The D350 LWB Autobiography variant we are driving uses Land Rover’s Ingenium diesel powerplant. This 3.0-litre twin-turbo straight-six motor is an impressive unit that delivers 351PS and 700Nm to all four wheels. It features a mild-hybrid system which helps offer the 2.5-tonne SUV brisk acceleration. In fact, with a claimed 0-100kmph acceleration time of 6.3 seconds, this is one quick freightliner. The wave of torque is effortless and the eight-speed gearbox does a fine job of evenly distributing it in a seamless manner and ensuring that you are not lacking in performance. Refinement is quite impressive and it is only at higher revs that you can hear a subdued diesel drone from behind the steering wheel. If you are one of those who crave thoroughbred performance and own multiple petrol pumps, Land Rover also offers a BMW-sourced 4.4-litre twin-turbo petrol V8 powertrain. For all other intents and purposes, the diesel powertrain fits the bill.
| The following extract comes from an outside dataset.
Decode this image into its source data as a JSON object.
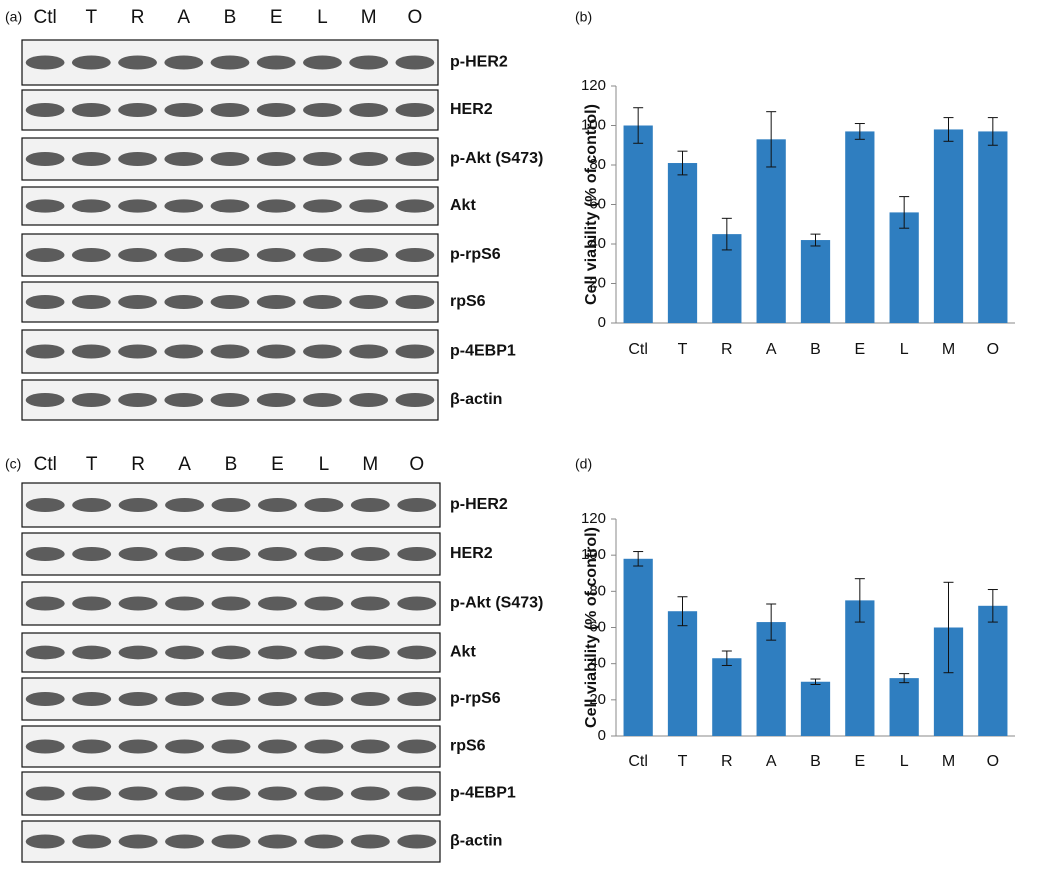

While I did not expect the Range Rover to change the laws of physics, it impressed nevertheless on twisties with its immense grip and well-controlled body roll. That’s possible thanks to a 48-volt active roll bar system that does a fantastic job of countering the immense weight transfer, every time you chuck this 2.5-tonne behemoth into a corner. The rear axle steering also helps by having the rear wheels turn in the same direction as the front at high speeds making the Range Rover seem more agile than its size and weight would suggest. The ride quality is just short of exceptional and I reckon it is down to the 22-inch wheels with low-profile tyres that rob the air suspension of its magic carpet ride quality. I reckon higher-profile tyres is the answer if you prefer plushness over style.

The Range Rover’s USP has been its ability to deliver luxury and off-roadability in equal measures. This one does not disappoint either. It runs Land Rover’s Terrain Response 2 system which reads road conditions and seamlessly adapts itself to the terrain making off-road driving feel an autonomous affair. Then there is the air suspension which at full height raises ground clearance to a lofty 294mm, and water wading ability to 900mm. So heading to your coffee plantation or farmhouse should be effortless.

With prices starting at rupees 2.38 crores, there are a lot of variants of the Range Rover to choose from and you can easily end up spending an extra premium of more than a crore rupees just speccing up your individual Rangie. Besides offering excellent value to the lucky few, the Range Rover offers the best of everything with hardly anything to fault. It is the definition of a pedigree luxury SUV and delivers one of the best sensory experiences money can buy. The Range Rover makes a compelling argument if you own a ranch or a factory in the middle of nowhere and are on the lookout for your next ride.